The next day being Sunday, we thought we would stay quietly in Yosemite Valley, enjoying the rest and beauty of our surroundings. The hotel was good, and the place was enticing. Here it was that the funniest thing happened we had yet encountered. A deputation of one knocked at our door at an early hour this morning. We had just finished a plain Sunday breakfast of hash, fried potatoes, corn cakes, griddle-cakes, and syrup fresh from the white-pine trees. But I am digressing, and the man is still knocking at our door. J. opened it and let him in. With many hums and haws he said that he had been sent to ask J. if he would read the prayers and preach a sermon in the drawing-room of the hotel, "its being Sunday and you being a minister."

J. was a little aghast, not exactly understanding, while I was shaking with laughter at the other end of the room, and would not have interfered for worlds for fear of losing a word of the dialogue.

"I read the gospel!" cried J.

"Yes, sir. You're a minister, ain't yer?"

"Well, yes, I am, but not the kind you mean."

The little man said, condescendingly: "We are not particular as to sect. Whether you're a Baptist or Methodist, it makes no difference as long as you will preach."

J. had difficulty in explaining in his best English that preaching was not a specialty of his. He did not add that all he did in that line was to administer occasionally a mild savon which he kept only for family use when we washed our linen at home.

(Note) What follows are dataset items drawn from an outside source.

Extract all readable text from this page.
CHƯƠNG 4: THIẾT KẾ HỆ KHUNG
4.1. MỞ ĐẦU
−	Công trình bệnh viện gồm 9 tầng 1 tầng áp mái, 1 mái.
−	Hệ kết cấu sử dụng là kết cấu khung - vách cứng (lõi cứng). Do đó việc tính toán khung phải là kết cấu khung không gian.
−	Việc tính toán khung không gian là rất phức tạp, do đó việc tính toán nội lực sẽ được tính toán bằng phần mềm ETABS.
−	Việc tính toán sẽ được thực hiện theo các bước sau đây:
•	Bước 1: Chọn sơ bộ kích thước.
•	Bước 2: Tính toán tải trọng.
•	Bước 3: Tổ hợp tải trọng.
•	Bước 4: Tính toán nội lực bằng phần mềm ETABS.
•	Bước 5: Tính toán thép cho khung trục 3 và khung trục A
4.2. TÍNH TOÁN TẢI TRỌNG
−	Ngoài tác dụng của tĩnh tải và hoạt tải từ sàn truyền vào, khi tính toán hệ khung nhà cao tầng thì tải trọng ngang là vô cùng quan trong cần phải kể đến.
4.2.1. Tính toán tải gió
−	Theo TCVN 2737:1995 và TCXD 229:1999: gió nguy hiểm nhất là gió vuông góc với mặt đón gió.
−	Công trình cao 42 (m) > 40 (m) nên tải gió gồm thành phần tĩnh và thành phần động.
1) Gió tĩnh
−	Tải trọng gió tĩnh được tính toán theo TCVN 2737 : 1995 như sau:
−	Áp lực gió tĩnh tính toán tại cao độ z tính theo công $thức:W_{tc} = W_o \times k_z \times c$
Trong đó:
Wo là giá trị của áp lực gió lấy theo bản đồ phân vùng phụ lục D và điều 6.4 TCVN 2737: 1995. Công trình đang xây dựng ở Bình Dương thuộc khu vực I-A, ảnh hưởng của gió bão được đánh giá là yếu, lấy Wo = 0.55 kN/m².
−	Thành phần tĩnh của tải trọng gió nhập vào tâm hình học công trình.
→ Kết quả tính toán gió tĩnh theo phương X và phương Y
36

The abashed ambassador left us, shaking his head, and evidently wondering why a minister, whether from Denmark or Lapland, couldn't preach, any more than a doctor who was a doctor couldn't practise.

You may be sure that this episode gave us plenty to laugh about to last all that beautiful day in the valley of Yosemite.

We stopped there altogether three days, and were lost in admiration and wonder at the beauty of everything. The greatest wonder the gentlemen met was the item on the bill for blacking boots, which was fifteen dollars. They paid without a murmur, because they wanted to tell their friends about it when they got home.